Keywords: posters, headlines, logos, titles, packaging, industrial, brutalist, glitchy, game-like, menacing, high impact, distressed effect, industrial tone, silhouette-first, blocky, angular, stencil-like, notched, cutout.
A heavy, block-constructed display face built from squared forms and hard angles, with frequent notches, clipped corners, and chiseled-looking cuts. Counters are largely collapsed, so most letters read as solid silhouettes punctuated by thin horizontal slits and occasional small pinhole apertures near the top. Strokes feel monolinear in concept but are shaped by abrupt steps and mechanical breaks rather than smooth curves, creating a jagged rhythm and uneven internal spacing. Proportions are generally broad with a high x-height, while glyph widths vary noticeably from character to character, reinforcing an irregular, modular feel.
Best suited for large-scale display work where its solid silhouettes and cutout details can be appreciated—posters, album art, title cards, game UI headings, and striking logo wordmarks.

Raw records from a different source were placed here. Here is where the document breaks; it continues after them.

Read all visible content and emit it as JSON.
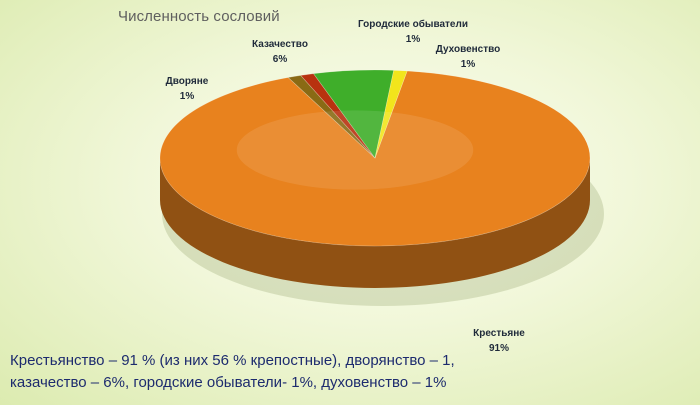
{
  "chart_data": {
    "type": "pie",
    "title": "Численность сословий",
    "slices": [
      {
        "name": "Крестьяне",
        "value": 91,
        "value_label": "91%",
        "color": "#e8821e"
      },
      {
        "name": "Духовенство",
        "value": 1,
        "value_label": "1%",
        "color": "#8a6a14"
      },
      {
        "name": "Городские обыватели",
        "value": 1,
        "value_label": "1%",
        "color": "#b8320f"
      },
      {
        "name": "Казачество",
        "value": 6,
        "value_label": "6%",
        "color": "#3fae2a"
      },
      {
        "name": "Дворяне",
        "value": 1,
        "value_label": "1%",
        "color": "#f2e51c"
      }
    ],
    "legend": "none"
  },
  "caption": {
    "line1": "Крестьянство – 91 % (из них 56 % крепостные), дворянство – 1,",
    "line2": "казачество – 6%, городские обыватели- 1%, духовенство – 1%"
  }
}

It can also work for bold packaging or event graphics that benefit from an industrial, warning-sign presence, but is less comfortable for long passages or small text where the internal slits may reduce legibility.
The overall tone is aggressive and machine-made, with a hacked or distressed edge that suggests warnings, barricades, or industrial labeling. The slit-like cutouts add a subtle “interference” effect that can read as digital noise, giving the face a tense, game HUD or dystopian poster mood.
The design appears intended to deliver maximum impact through dense black shapes while adding character via carved notches and narrow cut lines. By collapsing counters and relying on silhouette plus mechanical cut details, it aims for a distinctive, rugged display voice rather than conventional readability.
At text sizes the thin internal slits can visually merge or drop out, shifting the balance between the solid mass and its cut details; the design reads most clearly when given room to breathe. The strong squared terminals and corner clipping create a consistent, stamped impression across uppercase, lowercase, and numerals, prioritizing silhouette recognition over traditional counter shapes.